Marshall Township is a township in Allegheny County, Pennsylvania, United States. The population was 10,080 at the 2020 census. Marshall Township was named for Thomas M. Marshall, who was instrumental in the township's organization. Since the late 1960s it has been home to a large research and business park.

Geography
According to the United States Census Bureau, the township has a total area of 15.6 square miles (40.4 km2), all  land.  It is part of the North Allegheny School district, along with McCandless and the boroughs of Franklin Park and Bradford Woods. The township participates in the multi-municipality Northland Public Library.

Recreation
Recreational areas in Marshall Township include Altmyer Park, Knob Hill Community Park, Warrendale Park and a portion of the Pennsylvania State Game Lands Number 203.

Surrounding neighborhoods
Marshall Township has five borders, including Cranberry Township in Butler County to the north, Pine Township to the east, Franklin Park to the south and Economy in Beaver County to the west. The township also surrounds most of Bradford Woods.

Demographics

As of the census of 2000, there were 5,996 people, 1,944 households, and 1,675 families residing in the township.  The population density was 384.4 people per square mile (148.4/km2).  There were 2,018 housing units at an average density of 129.4/sq mi (49.9/km2).  The racial makeup of the township was 95.90% White, 1.08% African American, 2.22% Asian, 0.07% from other races, and 0.73% from two or more races. Hispanic or Latino of any race were 0.68% of the population.

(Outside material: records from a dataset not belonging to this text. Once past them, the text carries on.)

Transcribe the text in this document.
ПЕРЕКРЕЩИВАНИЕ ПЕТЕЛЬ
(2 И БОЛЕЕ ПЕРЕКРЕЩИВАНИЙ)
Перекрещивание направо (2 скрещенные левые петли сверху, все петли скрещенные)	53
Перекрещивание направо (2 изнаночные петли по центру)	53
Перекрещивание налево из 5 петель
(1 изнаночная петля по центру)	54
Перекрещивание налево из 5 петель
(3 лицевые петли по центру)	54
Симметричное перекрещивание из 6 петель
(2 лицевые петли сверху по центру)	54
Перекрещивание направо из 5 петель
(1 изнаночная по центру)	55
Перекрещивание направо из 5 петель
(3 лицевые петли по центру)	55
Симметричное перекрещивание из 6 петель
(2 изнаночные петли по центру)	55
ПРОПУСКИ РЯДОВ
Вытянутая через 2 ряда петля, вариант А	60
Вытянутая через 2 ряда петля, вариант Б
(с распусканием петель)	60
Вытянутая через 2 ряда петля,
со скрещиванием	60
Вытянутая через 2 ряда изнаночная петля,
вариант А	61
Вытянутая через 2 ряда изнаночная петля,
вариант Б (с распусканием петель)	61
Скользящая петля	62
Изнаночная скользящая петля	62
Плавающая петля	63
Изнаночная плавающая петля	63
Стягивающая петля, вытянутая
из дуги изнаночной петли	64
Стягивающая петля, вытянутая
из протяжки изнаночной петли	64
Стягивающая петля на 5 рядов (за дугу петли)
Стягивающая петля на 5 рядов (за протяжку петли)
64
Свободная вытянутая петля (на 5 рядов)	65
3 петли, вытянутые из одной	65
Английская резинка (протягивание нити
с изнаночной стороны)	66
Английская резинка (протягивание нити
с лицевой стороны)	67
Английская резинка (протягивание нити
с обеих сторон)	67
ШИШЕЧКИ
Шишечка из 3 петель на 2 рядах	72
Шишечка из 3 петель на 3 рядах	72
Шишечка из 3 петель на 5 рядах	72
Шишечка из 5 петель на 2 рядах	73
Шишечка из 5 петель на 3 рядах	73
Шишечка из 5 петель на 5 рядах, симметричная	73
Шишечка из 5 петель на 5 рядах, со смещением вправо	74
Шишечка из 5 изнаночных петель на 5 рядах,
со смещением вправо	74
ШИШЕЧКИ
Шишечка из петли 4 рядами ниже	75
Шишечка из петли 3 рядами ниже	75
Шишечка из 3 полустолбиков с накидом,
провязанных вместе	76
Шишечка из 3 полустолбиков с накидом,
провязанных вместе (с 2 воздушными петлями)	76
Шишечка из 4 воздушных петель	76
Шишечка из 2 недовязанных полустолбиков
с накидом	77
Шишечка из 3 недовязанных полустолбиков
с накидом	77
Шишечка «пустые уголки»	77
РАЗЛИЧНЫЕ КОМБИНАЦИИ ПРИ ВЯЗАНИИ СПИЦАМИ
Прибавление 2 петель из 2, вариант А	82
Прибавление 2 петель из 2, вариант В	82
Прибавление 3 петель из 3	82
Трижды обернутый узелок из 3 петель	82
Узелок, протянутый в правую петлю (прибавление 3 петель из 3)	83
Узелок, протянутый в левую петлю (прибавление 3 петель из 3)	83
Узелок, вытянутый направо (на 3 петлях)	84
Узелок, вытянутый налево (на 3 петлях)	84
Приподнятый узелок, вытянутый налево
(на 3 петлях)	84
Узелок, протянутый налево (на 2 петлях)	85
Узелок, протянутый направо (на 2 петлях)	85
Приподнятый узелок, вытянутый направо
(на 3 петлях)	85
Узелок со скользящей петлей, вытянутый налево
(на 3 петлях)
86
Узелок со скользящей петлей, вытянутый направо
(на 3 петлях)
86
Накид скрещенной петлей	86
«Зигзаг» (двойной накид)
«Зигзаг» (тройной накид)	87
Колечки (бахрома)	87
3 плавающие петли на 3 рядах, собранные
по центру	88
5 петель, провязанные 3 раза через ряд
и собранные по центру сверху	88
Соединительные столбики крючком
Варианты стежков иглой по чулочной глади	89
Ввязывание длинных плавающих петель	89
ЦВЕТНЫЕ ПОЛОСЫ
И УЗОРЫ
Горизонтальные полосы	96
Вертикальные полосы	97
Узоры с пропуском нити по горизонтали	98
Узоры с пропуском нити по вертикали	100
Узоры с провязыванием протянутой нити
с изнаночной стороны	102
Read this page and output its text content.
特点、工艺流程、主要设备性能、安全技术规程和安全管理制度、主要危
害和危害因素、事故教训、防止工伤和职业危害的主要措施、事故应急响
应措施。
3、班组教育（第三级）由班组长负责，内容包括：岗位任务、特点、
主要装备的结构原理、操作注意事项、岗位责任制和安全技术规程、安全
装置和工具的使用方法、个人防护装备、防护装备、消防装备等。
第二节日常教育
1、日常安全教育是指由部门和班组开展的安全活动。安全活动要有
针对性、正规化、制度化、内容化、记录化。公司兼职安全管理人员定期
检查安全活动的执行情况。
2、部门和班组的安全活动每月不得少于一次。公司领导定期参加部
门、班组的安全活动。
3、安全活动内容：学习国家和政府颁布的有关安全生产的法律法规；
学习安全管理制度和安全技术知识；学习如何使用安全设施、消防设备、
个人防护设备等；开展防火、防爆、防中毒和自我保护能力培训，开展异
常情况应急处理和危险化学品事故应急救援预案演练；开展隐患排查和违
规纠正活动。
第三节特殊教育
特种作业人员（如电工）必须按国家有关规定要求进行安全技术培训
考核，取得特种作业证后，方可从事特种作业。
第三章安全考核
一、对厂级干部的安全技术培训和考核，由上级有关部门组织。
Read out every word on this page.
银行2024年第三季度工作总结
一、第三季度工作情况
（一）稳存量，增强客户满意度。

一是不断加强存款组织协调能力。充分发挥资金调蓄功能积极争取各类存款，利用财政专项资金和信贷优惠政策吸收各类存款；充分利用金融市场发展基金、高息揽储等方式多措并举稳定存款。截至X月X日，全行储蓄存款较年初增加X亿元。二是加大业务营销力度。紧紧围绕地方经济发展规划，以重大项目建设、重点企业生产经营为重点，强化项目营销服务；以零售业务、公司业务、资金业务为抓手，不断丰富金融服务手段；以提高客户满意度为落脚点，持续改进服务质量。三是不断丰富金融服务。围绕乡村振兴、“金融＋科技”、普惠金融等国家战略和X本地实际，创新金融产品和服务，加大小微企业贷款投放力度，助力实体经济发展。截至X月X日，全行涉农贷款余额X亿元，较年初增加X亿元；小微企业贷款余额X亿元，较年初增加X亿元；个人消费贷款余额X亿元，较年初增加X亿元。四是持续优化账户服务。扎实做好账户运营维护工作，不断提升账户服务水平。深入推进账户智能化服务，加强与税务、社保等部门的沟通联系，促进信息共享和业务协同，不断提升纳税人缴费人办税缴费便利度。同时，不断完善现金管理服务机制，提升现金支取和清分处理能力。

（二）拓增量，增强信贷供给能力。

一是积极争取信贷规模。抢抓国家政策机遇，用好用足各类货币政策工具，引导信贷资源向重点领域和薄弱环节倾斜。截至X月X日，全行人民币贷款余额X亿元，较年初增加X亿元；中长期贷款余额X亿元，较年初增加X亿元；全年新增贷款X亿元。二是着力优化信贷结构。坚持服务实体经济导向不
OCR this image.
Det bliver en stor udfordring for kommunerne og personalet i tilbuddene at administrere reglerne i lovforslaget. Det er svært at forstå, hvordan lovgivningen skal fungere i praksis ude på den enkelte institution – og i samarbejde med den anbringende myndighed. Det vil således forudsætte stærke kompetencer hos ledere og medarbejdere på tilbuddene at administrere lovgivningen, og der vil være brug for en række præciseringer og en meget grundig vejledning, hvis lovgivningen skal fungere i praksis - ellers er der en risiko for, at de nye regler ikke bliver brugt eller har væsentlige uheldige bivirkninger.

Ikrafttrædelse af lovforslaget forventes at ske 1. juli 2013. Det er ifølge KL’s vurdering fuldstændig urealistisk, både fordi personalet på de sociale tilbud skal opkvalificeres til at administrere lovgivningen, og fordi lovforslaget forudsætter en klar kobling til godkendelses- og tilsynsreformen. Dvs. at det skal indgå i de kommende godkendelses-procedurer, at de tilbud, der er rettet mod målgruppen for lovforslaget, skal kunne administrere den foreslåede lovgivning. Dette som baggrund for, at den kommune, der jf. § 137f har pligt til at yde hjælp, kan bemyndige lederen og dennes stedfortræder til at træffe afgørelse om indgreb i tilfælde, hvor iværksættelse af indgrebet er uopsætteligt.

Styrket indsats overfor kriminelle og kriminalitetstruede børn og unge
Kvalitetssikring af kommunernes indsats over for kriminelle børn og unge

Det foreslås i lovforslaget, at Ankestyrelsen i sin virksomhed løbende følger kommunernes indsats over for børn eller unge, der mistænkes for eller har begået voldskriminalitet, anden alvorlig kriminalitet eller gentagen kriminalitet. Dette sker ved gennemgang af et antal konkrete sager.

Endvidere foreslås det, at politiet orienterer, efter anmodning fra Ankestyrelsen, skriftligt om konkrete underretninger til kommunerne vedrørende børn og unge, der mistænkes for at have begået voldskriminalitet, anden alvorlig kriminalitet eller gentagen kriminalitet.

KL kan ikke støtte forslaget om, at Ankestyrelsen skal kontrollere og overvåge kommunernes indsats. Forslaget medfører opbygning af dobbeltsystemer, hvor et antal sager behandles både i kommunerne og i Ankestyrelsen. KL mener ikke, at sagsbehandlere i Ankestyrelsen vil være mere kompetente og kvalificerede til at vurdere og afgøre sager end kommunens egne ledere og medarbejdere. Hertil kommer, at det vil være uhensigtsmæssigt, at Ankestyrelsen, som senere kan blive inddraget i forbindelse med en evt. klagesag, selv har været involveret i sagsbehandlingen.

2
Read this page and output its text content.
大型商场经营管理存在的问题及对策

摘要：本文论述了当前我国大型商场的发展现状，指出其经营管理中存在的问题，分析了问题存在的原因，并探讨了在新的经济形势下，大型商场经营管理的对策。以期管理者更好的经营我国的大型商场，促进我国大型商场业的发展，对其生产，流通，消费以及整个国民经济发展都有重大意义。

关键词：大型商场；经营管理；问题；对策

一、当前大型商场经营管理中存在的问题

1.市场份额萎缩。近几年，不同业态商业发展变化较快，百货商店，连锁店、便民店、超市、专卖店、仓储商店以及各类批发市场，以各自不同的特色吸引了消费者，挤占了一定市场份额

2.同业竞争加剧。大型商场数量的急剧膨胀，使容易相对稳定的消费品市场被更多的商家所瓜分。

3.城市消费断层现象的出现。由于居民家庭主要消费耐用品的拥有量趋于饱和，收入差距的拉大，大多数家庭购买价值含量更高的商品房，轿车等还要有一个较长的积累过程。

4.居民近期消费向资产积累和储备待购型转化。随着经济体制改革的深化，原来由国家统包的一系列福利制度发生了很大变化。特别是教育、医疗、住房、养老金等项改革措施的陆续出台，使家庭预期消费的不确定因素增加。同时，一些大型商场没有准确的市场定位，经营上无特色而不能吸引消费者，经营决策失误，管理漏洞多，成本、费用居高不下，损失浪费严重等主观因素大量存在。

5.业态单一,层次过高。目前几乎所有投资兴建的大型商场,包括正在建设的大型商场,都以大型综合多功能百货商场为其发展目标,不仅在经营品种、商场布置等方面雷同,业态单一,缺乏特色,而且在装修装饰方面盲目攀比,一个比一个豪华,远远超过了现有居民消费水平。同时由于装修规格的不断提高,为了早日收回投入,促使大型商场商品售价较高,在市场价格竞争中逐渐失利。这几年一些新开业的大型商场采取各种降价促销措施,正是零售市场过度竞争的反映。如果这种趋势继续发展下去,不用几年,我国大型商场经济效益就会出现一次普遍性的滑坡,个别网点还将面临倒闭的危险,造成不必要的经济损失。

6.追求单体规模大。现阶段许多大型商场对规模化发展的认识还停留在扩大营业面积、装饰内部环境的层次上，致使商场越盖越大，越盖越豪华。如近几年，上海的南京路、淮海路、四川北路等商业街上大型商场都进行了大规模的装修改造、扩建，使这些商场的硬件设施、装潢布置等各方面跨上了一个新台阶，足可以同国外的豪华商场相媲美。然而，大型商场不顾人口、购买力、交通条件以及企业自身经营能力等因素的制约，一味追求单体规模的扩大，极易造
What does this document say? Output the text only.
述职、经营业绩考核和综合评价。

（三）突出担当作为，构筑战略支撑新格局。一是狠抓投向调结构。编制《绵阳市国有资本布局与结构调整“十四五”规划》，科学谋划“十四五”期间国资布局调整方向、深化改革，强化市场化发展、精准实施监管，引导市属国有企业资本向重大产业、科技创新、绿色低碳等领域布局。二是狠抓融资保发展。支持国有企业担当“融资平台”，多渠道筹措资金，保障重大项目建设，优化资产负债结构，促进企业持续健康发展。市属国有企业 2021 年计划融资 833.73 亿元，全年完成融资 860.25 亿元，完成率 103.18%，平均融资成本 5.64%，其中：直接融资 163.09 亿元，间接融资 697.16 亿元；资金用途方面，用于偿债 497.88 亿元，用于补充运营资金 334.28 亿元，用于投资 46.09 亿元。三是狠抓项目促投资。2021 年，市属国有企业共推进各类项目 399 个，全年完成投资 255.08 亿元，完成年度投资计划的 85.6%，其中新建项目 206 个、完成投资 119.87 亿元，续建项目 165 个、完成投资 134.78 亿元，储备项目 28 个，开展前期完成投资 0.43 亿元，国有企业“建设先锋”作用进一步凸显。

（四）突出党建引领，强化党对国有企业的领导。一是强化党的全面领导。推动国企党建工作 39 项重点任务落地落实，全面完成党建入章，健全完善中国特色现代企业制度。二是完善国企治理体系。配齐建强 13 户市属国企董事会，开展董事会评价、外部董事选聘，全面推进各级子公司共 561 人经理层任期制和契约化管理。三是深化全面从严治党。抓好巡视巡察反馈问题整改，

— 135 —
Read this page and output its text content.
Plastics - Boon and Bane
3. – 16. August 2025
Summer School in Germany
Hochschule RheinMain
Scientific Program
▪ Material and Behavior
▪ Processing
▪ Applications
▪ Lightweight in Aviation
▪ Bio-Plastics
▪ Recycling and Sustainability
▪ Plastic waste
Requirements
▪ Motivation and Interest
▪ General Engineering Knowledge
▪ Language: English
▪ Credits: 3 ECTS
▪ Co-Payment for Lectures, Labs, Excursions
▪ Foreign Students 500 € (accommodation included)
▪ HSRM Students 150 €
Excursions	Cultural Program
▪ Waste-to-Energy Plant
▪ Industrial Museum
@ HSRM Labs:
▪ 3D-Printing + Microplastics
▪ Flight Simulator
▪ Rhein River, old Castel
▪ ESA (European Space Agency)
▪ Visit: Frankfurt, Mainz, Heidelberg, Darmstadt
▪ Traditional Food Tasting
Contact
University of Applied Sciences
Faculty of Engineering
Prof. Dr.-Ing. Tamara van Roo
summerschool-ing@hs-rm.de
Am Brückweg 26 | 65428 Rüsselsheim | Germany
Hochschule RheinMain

There were 1,944 households, out of which 51.2% had children under the age of 18 living with them, 79.4% were married couples living together, 5.0% had a female householder with no husband present, and 13.8% were non-families. 11.9% of all households were made up of individuals, and 4.6% had someone living alone who was 65 years of age or older.  The average household size was 3.08 and the average family size was 3.37.

In the township the population was spread out, with 33.7% under the age of 18, 4.5% from 18 to 24, 28.6% from 25 to 44, 25.6% from 45 to 64, and 7.7% who were 65 years of age or older.  The median age was 38 years. For every 100 females there were 100.5 males.  For every 100 females age 18 and over, there were 95.8 males.

The median income for a household in the township was $102,351, and the median income for a family was $109,376. Males had a median income of $84,871 versus $38,917 for females. The per capita income for the township was $42,856.  About 4.7% of families and 5.8% of the population were below the poverty line, including 6.6% of those under age 18 and 6.1% of those age 65 or over.